China was arguably the first wealthy country with a presence in the Pacific to pull away from this behaviour. Their transactional approach to bilateral relations was welcomed by some politicians—mostly those who were tired of being lectured to. They appreciated the deference shown to them. They appreciated being treated as equals.
Prime Minister Charlot Salwai attended an international conference on ‘Global Economic Governance Innovation’ on his first visit to Beijing. On each of several visits, he was treated to the same pomp and circumstance accorded to any other head of government.
Decisions concerning development priorities and use of Chinese grant funds were not negotiated. The amounts and timing were, but not how they were used.
I once pressed the Chinese Ambassador for an explanation of why China agreed to gift our much-maligned conference centre to the nation. He insisted it was entirely the government’s choice.
“I asked them, ‘Are you sure?’” he said. “They said yes.”
He shrugged and smiled helplessly. Co-owning the bad ones is the price of showing respect for the government’s decisions.
Despite—or perhaps because of—its pride of place in the Pacific development landscape, Australia had never invited a Vanuatu prime minister to visit. Not at least until increasingly frantic representations from the local high commission were finally heeded. Malcolm Turnbull finally welcomed Mr Salwai to Australia in mid-2018.
Parochialism has always underpinned assumptions about development. From Bob Geldof’s well-intentioned but snide suggestion that wealthy nations should let starving Africans know it’s Christmas to the parachute aid mechanisms developed by international NGOs, and so accurately lampooned by the anonymous author of the Hand Relief International blog. I expect it will survive us.
There’s been more than a little holier-than-thouness among the chorus of adherents to a Rules Based Order that seems quick to impose expectations on others that are not being met at home.
But last week’s events have highlighted the fact that democracy is a process, not a product.

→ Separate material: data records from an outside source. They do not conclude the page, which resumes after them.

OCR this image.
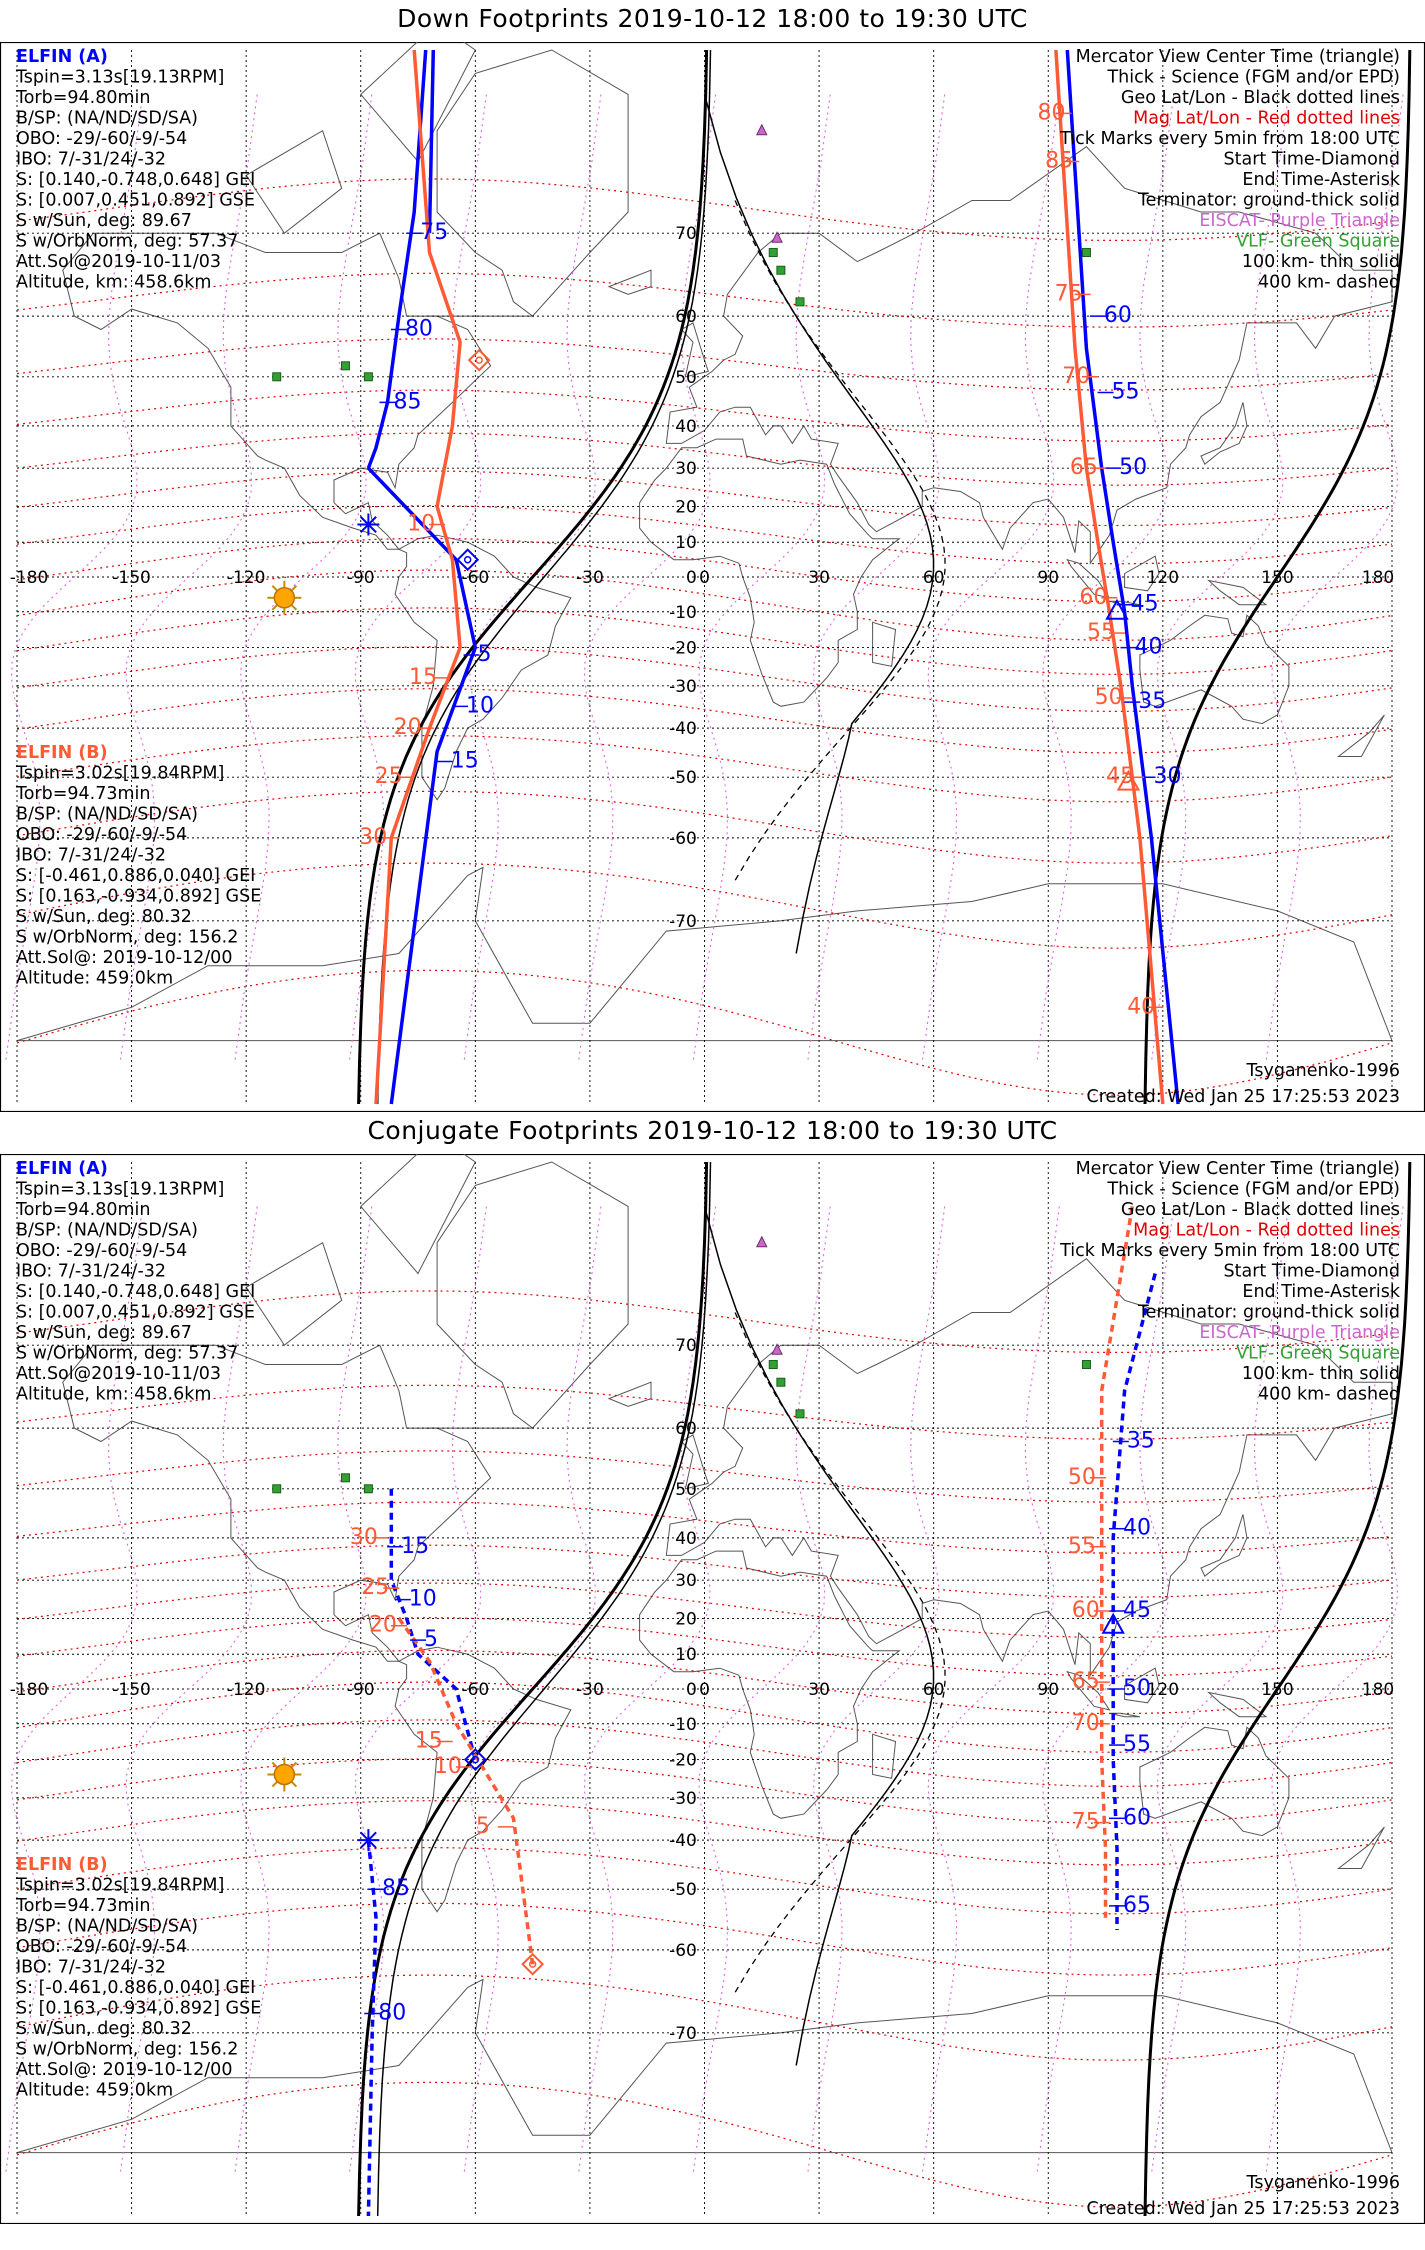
Down Footprints 2019-10-12 18:00 to 19:30 UTC
-180	-150	-120	-90	-60	-30	0	30	60	90	120	150	180
70
60
50
40
30
20
10
0
-10
-20
-30
-40
-50
-60
-70
75
80
85
60
55
50
45
40
35
30
5
10
15
80
85
75
70
65
60
55
50
45
40
10
15
20
25
30
ELFIN (A)
Tspin=3.13s[19.13RPM]
Torb=94.80min
B/SP: (NA/ND/SD/SA)
OBO: -29/-60/-9/-54
IBO: 7/-31/24/-32
S: [0.140,-0.748,0.648] GEI
S: [0.007,0.451,0.892] GSE
S w/Sun, deg: 89.67
S w/OrbNorm, deg: 57.37
Att.Sol@2019-10-11/03
Altitude, km: 458.6km
ELFIN (B)
Tspin=3.02s[19.84RPM]
Torb=94.73min
B/SP: (NA/ND/SD/SA)
OBO: -29/-60/-9/-54
IBO: 7/-31/24/-32
S: [-0.461,0.886,0.040] GEI
S: [0.163,-0.934,0.892] GSE
S w/Sun, deg: 80.32
S w/OrbNorm, deg: 156.2
Att.Sol@: 2019-10-12/00
Altitude: 459.0km
Mercator View Center Time (triangle)
Thick - Science (FGM and/or EPD)
Geo Lat/Lon - Black dotted lines
Mag Lat/Lon - Red dotted lines
Tick Marks every 5min from 18:00 UTC
Start Time-Diamond
End Time-Asterisk
Terminator: ground-thick solid
EISCAT- Purple Triangle
VLF- Green Square
100 km- thin solid
400 km- dashed
Tsyganenko-1996
Created: Wed Jan 25 17:25:53 2023
Conjugate Footprints 2019-10-12 18:00 to 19:30 UTC
-180	-150	-120	-90	-60	-30	0	30	60	90	120	150	180
70
60
50
40
30
20
10
0
-10
-20
-30
-40
-50
-60
-70
15
10
5
85
80
35
40
45
50
55
60
65
30
25
20
15
10
5
50
55
60
65
70
75
ELFIN (A)
Tspin=3.13s[19.13RPM]
Torb=94.80min
B/SP: (NA/ND/SD/SA)
OBO: -29/-60/-9/-54
IBO: 7/-31/24/-32
S: [0.140,-0.748,0.648] GEI
S: [0.007,0.451,0.892] GSE
S w/Sun, deg: 89.67
S w/OrbNorm, deg: 57.37
Att.Sol@2019-10-11/03
Altitude, km: 458.6km
ELFIN (B)
Tspin=3.02s[19.84RPM]
Torb=94.73min
B/SP: (NA/ND/SD/SA)
OBO: -29/-60/-9/-54
IBO: 7/-31/24/-32
S: [-0.461,0.886,0.040] GEI
S: [0.163,-0.934,0.892] GSE
S w/Sun, deg: 80.32
S w/OrbNorm, deg: 156.2
Att.Sol@: 2019-10-12/00
Altitude: 459.0km
Mercator View Center Time (triangle)
Thick - Science (FGM and/or EPD)
Geo Lat/Lon - Black dotted lines
Mag Lat/Lon - Red dotted lines
Tick Marks every 5min from 18:00 UTC
Start Time-Diamond
End Time-Asterisk
Terminator: ground-thick solid
EISCAT- Purple Triangle
VLF- Green Square
100 km- thin solid
400 km- dashed
Tsyganenko-1996
Created: Wed Jan 25 17:25:53 2023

It can’t easily be packaged for export, although it appears to be susceptible to purchase.
If only one thing that emerges from this horrorshow, let’s pray for a collective realisation that democracy:
Costs a lot;
never stops costing a lot;
takes constant effort;
cannot be taken for granted; and
is vastly better than the alternatives.
There are signs that some people, at least, are beginning to see the world differently, and are realising that Us is just Them viewed from a different angle. On Friday, dozens of US State Department officials called for a communiqué to:
“explicitly denounce President Trump’s role in this violent attack on the US Government. Just as we routinely denounce foreign leaders who use violence and intimidation to interfere in peaceful democratic processes and override the will of their voters, the Department’s public statements about this episode should also mention President Trump by name. It is critical that we communicate to the world that in our system, no one — not even the president, is above the law or immune to public criticism.”
That’s a heartening sign, but it’s clearly a minority view. Already, the forces that drove the American insurrection are gathering themselves for a second putsch—er, push.
So even if there is a transformation in the way we approach development and democracy building, I doubt that will happen quickly. And even if it happens soon, it’s likely to be focused much closer to home.
I fear the result of this will not be an embrace of global values, but a collapse into inward-focused nation-building.
On the one hand, that could buy Pacific nations some intellectual space to define themselves and their own particular values.
On the other hand, it could provide cover for any number of selfish acts committed under the banner of nationalism.